NEW YORK (GenomeWeb News) – A pair of University of Washington researchers has delved into the nature and frequency of passenger mutations in previously sequenced cancer genomes.
The researchers focused on nucleotide substitution patterns in four types of cancer — brain, pancreatic, breast, and colorectal cancer — using published sequence data. Their findings, which appeared online last night in the Proceedings of the National Academy of Sciences, are offering a new peek into the similarities and differences between mutation patterns previously detected in germline cells and those found in some cancers.
Cancer sequencing studies have identified numerous cancer-related mutations. But, the researchers argued, in the search for driver mutations in cancer, potentially informative passenger mutation patterns have gone unexplored in some cases.
"[P]assenger mutations are an annoying 'haystack' complicating the search for causal mutations," they wrote. "However, they are also a potentially rich source of information about the specific mechanisms at work in somatic cells and cancer."
Nevertheless, large sets of data provided by cancer sequencing projects offer the opportunity to explore such mutations more fully, they explained.
"Often times the groups generating large datasets are interested in one question — or a subset of questions — that are of interest to them," lead author Alan Rubin, a graduate student in the University of Washington's Department of Genome Sciences researcher Philip Green's lab, told GenomeWeb Daily News. Reanalyzing the data can reveal information beyond these initial research goals, Rubin added.
For the current study, the researchers looked at the number of substitutions — and their frequency — in published sequence data for pancreatic, breast, and colorectal cancer as well as glioblastoma multiforme. The data represent sequence from most protein coding exons, Rubin explained, and all of the sequence data analyzed had been generated using Sanger sequencing.
Based on synonymous and non-synonymous substitution rate data and information about amino acid changes, the team found evidence suggesting most mutations they assessed were not under positive or negative selection. That, in turn, made them more confident that the mutation patterns they were looking at could provide information about underlying mutation processes.
But the biggest surprise came when Rubin and Green looked at the patterns of CpG mutations in the cancers. Past studies of germline mutations have shown that the CpG nucleotides in so-called CpG islands have a lower mutation rate than CpGs outside of these islands.

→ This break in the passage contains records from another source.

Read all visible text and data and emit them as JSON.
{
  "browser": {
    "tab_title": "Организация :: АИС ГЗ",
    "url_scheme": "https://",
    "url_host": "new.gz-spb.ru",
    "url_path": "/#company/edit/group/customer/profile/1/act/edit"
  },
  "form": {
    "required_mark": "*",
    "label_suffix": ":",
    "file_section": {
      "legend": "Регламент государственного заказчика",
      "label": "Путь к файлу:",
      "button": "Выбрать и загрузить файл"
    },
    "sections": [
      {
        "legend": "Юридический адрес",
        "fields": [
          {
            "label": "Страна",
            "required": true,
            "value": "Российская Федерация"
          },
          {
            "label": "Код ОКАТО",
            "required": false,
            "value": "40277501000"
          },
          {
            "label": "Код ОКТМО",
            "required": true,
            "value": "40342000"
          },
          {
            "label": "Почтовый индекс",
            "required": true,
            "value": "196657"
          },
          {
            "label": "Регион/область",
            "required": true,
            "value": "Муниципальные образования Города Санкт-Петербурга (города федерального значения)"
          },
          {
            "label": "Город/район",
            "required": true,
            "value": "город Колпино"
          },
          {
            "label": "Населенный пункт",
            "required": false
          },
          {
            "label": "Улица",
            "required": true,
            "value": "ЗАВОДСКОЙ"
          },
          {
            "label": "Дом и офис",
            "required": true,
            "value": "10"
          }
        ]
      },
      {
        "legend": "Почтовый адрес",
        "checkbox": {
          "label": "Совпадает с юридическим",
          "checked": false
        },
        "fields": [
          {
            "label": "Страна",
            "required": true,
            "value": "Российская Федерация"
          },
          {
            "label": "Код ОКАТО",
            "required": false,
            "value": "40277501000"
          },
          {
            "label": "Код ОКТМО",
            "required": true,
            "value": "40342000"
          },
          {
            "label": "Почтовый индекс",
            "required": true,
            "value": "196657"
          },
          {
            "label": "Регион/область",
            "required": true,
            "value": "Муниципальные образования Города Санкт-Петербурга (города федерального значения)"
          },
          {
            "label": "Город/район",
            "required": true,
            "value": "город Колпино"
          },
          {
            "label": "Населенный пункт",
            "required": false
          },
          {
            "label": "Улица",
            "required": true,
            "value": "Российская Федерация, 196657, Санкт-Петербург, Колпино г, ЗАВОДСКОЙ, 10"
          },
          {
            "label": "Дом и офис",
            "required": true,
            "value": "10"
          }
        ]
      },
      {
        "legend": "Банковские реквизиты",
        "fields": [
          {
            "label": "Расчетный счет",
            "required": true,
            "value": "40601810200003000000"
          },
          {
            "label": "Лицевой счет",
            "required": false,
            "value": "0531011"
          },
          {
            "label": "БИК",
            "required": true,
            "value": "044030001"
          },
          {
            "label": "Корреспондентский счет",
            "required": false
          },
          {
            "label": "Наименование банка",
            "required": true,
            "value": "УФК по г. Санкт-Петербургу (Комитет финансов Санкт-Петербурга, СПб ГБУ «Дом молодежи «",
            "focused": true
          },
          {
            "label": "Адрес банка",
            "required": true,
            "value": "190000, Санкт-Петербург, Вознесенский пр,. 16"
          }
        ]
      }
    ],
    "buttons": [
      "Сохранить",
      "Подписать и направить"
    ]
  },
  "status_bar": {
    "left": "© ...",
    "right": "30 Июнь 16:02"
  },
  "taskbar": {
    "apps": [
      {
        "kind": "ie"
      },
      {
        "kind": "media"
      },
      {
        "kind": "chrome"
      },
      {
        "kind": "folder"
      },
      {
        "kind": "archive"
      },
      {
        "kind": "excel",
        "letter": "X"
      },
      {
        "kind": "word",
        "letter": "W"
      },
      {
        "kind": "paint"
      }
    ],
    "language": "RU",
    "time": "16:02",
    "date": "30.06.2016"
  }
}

Because certain cancers have been shown to have a high frequency of CpG mutations, Rubin explained, researchers suspected these mutations were a consequence of aberrant methylation in the CpG islands (most of which are normally unmethylated or have low levels of methylation).
In contrast, though, the new study indicates most CpG mutations fell outside of CpG islands in the cancers tested. While it's still unclear what role methylation plays in this process, Rubin explained, the results suggest that the elevated CpG mutation seen in past studies of cancer isn't caused by CpG island methylation.
More similar to germline cell mutations, though, the researchers found that the cancer sequences tested have asymmetrical nucleotide substitutions, with more A to G nucleotide substitutions than T to C substitutions. Although this asymmetry was only statistically significant in the breast cancer sequence, Rubin said, the researchers also saw a similar trend in the other three cancer types.
Finally, the team explored "dinucleotide hotspot" patterns in the cancer sequencing, showing that these hotspots can not only provide mutational insights but may also uncover artifacts in large datasets.
"[W]e show that the fraction of mutations occurring at dinucleotide hotspots can be a useful metric for identifying technical artifacts in cancer sequencing studies," the researchers wrote, "by detecting an inconsistency between the discovery and validation screens in one study that is likely due to error-prone sample amplification."